Backtesting
Backtesting helps you compare the performance of two or more strategies or workflows over time. By testing strategies against the same population, you can measure which approach drives better outcomes across engagement, payment plans, recovery, and other key metrics.
Use backtesting when you want to validate strategy changes with real account performance rather than relying on assumptions alone.
How Backtesting Works
When you create a backtest, you select the strategies you want to compare. The platform automatically distributes accounts across those strategies and tracks performance over time.
For two-strategy tests, accounts are split 50/50 by default.
Backtesting is designed to help you evaluate which strategy is performing better based on measurable outcomes, not just volume or activity.
Create a Backtest
Prepare your strategies. Create or identify the strategies or workflows you want to compare.
Start a new backtest. Select the strategies to include in the test.
Define your sample size. Specify a target sample size if applicable.
Launch the test. Allow accounts to begin flowing through each strategy.
Once the test is active, the platform continuously tracks results and compares performance across the selected strategies.
What Backtesting Measures
Backtesting compares strategies across measurable outcomes. The specific metrics you focus on will depend on your strategy type and business goals.
Common outcomes include:
Engaged calls - calls where the consumer answered and engaged
Pickup rate - percentage of calls answered
Voicemail rate - percentage of calls resulting in voicemail
Payment plans - number or rate of payment plan enrollments
Promises - promise-to-pay arrangements
Recovery performance - amount recovered or recovery rate
Reading Results
As data is collected, the platform summarizes results for each strategy and identifies which strategy is currently leading.
Winner Designation
When one strategy outperforms the others with sufficient statistical support, the platform identifies it as the current winner.

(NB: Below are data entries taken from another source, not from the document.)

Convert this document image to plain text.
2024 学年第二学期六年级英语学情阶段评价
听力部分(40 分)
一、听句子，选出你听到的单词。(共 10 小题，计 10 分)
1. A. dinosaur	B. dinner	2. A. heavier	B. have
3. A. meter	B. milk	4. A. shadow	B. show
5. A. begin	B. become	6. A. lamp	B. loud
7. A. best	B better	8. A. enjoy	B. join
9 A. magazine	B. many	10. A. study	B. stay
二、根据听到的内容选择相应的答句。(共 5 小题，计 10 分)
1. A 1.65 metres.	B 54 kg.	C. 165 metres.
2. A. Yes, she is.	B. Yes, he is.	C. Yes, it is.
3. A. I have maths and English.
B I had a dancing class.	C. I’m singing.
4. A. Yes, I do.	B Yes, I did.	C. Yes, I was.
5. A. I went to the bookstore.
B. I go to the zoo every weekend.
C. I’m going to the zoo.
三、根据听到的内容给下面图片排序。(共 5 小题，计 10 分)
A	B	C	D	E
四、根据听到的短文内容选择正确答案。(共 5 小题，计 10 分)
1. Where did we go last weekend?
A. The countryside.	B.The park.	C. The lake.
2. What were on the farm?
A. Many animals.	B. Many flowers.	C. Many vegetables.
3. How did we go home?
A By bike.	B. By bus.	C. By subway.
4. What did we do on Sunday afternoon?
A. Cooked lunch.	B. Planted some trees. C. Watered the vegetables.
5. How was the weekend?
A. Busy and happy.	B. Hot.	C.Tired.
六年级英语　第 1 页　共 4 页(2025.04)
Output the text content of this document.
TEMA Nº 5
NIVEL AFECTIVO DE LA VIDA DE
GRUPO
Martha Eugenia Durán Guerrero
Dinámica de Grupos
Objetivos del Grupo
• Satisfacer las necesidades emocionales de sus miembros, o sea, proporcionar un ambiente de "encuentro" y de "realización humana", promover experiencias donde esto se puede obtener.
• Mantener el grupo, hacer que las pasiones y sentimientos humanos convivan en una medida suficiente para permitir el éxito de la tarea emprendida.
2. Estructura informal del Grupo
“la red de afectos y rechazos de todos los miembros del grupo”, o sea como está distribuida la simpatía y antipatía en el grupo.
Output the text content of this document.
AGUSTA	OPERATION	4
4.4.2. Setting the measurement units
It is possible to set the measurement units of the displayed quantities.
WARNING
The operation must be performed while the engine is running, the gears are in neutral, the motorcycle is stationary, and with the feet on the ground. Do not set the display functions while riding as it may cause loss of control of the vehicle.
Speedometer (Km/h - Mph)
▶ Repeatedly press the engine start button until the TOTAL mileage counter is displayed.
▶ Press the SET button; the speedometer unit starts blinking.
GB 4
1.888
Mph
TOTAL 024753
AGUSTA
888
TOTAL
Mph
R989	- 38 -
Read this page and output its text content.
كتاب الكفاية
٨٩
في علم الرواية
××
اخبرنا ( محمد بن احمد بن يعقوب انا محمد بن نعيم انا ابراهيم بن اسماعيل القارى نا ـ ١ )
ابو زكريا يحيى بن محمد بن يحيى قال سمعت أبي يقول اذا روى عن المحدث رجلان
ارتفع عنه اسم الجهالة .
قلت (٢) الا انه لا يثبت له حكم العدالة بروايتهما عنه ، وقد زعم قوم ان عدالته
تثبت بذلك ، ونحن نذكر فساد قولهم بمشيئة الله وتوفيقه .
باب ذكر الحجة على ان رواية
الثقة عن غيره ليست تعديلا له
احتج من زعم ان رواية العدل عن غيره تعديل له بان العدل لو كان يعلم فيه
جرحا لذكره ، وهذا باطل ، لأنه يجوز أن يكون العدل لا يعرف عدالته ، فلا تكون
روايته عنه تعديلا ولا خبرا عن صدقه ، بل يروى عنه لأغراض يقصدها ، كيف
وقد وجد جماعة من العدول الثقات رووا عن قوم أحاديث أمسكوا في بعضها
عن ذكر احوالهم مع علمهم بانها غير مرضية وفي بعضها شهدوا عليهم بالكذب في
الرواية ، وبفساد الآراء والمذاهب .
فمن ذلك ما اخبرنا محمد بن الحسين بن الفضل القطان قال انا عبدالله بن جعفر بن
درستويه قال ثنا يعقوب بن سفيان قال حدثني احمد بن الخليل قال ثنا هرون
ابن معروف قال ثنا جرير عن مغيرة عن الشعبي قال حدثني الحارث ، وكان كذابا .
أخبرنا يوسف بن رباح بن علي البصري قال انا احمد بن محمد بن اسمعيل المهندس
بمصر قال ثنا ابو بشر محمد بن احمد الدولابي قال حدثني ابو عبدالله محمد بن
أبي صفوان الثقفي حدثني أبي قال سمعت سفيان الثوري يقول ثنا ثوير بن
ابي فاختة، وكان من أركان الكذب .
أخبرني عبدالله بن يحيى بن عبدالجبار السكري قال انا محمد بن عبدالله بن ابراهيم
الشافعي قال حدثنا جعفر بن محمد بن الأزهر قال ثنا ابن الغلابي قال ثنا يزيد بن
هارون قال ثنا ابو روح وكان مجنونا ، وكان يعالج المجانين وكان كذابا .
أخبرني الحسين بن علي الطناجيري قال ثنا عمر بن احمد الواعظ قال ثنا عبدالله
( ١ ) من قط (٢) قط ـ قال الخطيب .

This helps teams quickly understand which strategy is producing stronger results.
Statistical Analysis
Backtesting includes statistical analysis to determine whether observed differences are meaningful.
Available metrics:
P-value - measures whether the difference between strategies is likely due to chance
Confidence - shows the statistical confidence level for the current result
Chi-square - provides the test statistic used in the analysis
Significance - indicates whether the current result is statistically significant
If significance has not yet been reached, the platform may recommend continuing to collect data.
Segmentation
Backtesting results may include segmented views, such as by state or other dimensions. This helps you understand whether one strategy performs better for a specific subset of accounts.
Segmented analysis is useful when overall performance is mixed but a strategy is clearly stronger within a particular segment.
Ongoing Tests
Backtests are ongoing by design. As more accounts move through each strategy, the platform updates results automatically.
This makes it possible to:
monitor tests over time
validate whether early results hold as sample sizes grow
identify when a leading strategy becomes statistically significant
Best Practices
Use backtesting when you want to:
compare two collections strategies
test different servicing approaches
measure the impact of workflow changes
evaluate strategy performance across different portfolios or segments
For reliable results:
Make sure the strategies being compared are intended for similar account populations
Allow the test to run long enough to collect a meaningful sample
Wait for statistical significance before declaring a winner
Review segmented results to identify population-specific differences
Important Notes
Account split. For two-strategy tests, accounts are split evenly (50/50) by default.
Results change over time. Early leaders may shift as more data is collected. Treat early results as directional until statistical confidence is reached.
Segmented performance may differ. A strategy that performs well overall may underperform in specific states or segments. Review segmented views before scaling.
Summary
Backtesting gives you a structured way to compare strategies using real outcomes. By measuring performance over time and applying statistical analysis, you can make more informed decisions about which strategies to expand, refine, or retire.